Still ... the one she has now is special. The one she has now came to her at a time when many people in her community assumed she'd die. To get the heart she has now — the heart that has seen her through high school, first kisses, proms — a little boy named Matthew had to die. He was 5 when he was hit by a truck and suffered fatal injuries. Luckily for Sandeen, Matthew's family decided to donate his organs.

And she's never forgotten that.

"It's going to be hard to give up Matthew's heart," she said. "I asked them a couple of days ago, 'I wonder if I could hold it.' "

Sandeen, 23, of Mankato, has a lot of time to think these days. She's stuck in a hospital room at St. Marys Hospital in Rochester. And it is there that she'll stay until the time comes when she must cash in Matthew's heart for a new one.

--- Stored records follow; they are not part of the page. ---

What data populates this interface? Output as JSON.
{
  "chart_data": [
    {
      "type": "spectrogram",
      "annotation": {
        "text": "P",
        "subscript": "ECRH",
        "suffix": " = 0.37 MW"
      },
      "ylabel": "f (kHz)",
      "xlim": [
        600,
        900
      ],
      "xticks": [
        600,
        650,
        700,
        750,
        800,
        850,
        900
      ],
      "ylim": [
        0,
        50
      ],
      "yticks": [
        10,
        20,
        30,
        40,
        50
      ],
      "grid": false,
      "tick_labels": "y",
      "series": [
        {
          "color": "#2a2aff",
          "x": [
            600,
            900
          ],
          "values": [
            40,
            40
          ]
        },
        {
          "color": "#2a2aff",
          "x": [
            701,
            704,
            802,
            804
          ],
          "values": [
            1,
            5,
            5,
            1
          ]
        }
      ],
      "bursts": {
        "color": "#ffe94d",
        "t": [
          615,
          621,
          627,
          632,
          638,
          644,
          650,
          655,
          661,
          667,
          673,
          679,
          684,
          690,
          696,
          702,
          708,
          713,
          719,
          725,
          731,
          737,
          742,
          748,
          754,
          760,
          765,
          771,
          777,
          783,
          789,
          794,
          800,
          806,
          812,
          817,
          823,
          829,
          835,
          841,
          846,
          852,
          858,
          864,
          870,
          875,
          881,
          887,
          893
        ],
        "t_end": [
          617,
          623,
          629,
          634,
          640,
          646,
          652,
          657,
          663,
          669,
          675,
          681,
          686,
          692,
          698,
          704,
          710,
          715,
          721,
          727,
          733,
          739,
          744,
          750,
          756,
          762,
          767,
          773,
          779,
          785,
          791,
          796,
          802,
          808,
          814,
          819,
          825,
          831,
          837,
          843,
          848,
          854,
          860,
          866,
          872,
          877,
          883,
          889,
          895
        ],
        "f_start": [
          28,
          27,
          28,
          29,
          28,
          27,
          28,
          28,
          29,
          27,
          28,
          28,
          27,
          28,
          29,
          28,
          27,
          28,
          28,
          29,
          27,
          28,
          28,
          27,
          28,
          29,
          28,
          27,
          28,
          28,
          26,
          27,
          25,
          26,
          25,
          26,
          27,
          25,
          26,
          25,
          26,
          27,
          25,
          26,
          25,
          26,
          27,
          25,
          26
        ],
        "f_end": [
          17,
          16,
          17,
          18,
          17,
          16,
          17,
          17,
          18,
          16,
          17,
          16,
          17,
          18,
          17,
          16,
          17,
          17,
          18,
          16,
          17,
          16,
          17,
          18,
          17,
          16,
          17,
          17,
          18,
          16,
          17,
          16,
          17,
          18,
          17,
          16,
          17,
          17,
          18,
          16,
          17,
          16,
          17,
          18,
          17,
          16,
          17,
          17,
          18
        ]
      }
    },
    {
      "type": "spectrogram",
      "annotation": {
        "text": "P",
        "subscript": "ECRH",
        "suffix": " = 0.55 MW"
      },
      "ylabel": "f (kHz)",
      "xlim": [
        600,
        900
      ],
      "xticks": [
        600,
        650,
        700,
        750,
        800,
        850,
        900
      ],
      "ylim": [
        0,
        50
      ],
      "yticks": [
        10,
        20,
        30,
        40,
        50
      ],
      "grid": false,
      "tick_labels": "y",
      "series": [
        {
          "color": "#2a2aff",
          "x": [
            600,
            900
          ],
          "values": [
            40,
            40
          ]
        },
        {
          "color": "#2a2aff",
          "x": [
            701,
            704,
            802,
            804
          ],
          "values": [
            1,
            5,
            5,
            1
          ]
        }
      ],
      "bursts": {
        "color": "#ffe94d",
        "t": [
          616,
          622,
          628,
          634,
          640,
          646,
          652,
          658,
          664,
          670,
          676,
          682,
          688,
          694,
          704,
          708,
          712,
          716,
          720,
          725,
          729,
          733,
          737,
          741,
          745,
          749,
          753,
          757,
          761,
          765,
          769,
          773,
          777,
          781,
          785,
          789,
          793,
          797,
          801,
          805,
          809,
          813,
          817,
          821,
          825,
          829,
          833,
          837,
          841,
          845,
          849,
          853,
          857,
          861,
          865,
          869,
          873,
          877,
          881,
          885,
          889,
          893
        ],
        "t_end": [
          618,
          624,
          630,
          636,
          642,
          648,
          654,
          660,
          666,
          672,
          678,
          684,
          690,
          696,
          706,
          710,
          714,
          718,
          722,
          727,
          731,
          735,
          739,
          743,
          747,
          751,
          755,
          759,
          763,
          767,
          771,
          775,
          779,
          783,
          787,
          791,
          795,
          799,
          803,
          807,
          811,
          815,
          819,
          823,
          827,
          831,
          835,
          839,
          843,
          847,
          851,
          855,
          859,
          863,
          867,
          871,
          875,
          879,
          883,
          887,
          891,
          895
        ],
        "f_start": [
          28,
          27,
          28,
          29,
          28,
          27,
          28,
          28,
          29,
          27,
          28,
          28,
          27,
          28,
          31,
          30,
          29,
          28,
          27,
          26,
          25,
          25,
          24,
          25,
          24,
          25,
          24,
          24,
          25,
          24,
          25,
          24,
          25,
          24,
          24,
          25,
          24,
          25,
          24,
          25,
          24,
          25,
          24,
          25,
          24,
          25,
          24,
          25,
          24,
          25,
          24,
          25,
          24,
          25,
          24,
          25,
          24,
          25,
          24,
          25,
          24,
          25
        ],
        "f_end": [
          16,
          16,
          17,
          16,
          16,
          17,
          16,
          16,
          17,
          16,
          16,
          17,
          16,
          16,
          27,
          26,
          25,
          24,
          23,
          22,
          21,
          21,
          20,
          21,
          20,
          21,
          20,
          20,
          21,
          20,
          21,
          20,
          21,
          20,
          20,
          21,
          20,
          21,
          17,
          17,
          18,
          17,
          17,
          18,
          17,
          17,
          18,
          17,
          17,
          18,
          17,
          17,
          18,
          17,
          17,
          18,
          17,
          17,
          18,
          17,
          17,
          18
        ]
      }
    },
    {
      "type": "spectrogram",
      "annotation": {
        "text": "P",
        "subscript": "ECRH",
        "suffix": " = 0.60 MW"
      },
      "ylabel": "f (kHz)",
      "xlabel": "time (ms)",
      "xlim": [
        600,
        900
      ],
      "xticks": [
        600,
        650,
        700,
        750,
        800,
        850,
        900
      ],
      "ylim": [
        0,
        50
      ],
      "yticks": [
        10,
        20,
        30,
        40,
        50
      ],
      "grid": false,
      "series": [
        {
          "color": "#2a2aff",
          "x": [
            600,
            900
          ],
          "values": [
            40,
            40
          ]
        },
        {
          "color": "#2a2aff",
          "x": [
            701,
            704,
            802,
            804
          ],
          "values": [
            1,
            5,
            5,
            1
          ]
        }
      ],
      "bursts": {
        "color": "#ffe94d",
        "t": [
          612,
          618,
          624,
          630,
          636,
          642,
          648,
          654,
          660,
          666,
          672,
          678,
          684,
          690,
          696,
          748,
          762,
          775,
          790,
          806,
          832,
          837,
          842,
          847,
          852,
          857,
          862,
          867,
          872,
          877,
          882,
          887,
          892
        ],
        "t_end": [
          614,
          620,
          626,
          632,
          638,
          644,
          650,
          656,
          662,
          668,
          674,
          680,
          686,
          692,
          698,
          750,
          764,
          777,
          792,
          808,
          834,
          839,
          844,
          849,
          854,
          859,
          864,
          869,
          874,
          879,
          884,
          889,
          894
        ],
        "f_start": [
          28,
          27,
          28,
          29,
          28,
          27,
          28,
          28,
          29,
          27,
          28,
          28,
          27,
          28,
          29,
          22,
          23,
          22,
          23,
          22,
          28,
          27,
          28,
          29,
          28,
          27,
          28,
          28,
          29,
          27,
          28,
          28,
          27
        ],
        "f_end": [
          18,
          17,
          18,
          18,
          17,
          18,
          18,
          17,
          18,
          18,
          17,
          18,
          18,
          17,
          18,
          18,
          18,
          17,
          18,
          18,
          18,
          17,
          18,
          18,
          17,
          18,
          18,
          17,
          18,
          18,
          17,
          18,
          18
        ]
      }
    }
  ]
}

She's crossing her fingers in the hopes that she gets a heart for her birthday on April 16.

"If I don't get one, I'm going to seriously cry," she said.

When Sandeen was just 8 years old, she was diagnosed with cardiomyopathy, a weakening of the heart muscle that caused her heart to grow to four times its normal size. Doctors at the time said she had less than a 5 percent chance of survival. She likely had only a day or so to live when a little boy in Virginia was hit by a truck and died.

Since then, Sandeen has led a somewhat normal life. Or, at least as normal as a life can be in a town like Mankato where everyone knows you're the girl who almost died at age 8, had a heart transplant and endures recurring health troubles.

In 2010, she received a kidney transplant from her mother. Before that, she'd been undergoing dialysis treatments three times a week. And then last November, her heart stopped twice in one morning, including once when doctors and nurses spent two hours performing CPR on her.

Now, Sandeen says she's curious about where her next heart will come from.

In 2004, Sandeen and her family appeared on "The John Walsh Show" and she got a chance to meet the woman who made the decision to donate her son's organs so others could live. (It's still available via YouTube; search for "Sandeen.")

"I had six days beside him at the hospital," the boy's mother said on the show. "I had thought about donating his organs, and then I said no. And then the day before they pronounced him brain dead, they moved him over in the bed and I laid beside him, and I put my hand on his chest, and his little heart was beating so good. And I thought to myself, 'What if he needed an organ, and no one would give him one?' So I decided to go ahead and donate his organs. ... When I found out a child has got his heart, that just touched me."

It touched Sandeen and her family, too.

Today, she understands how dire her situation is. Still, she wishes she didn't have to give up Matthew's heart.

"I almost want to keep the heart," she said. "I know that sounds so bad. And I know I can't."

When a new heart becomes available for Sandeen, she'll likely spend three weeks after the transplant in the hospital. Then she'll have to live someplace close to the hospital for several months for the intensive post-transplant care.

"I want to do so much more when I get out," she said. "I want to do a lot of stuff for myself, a lot of stuff for other people. There's so many things I want to do."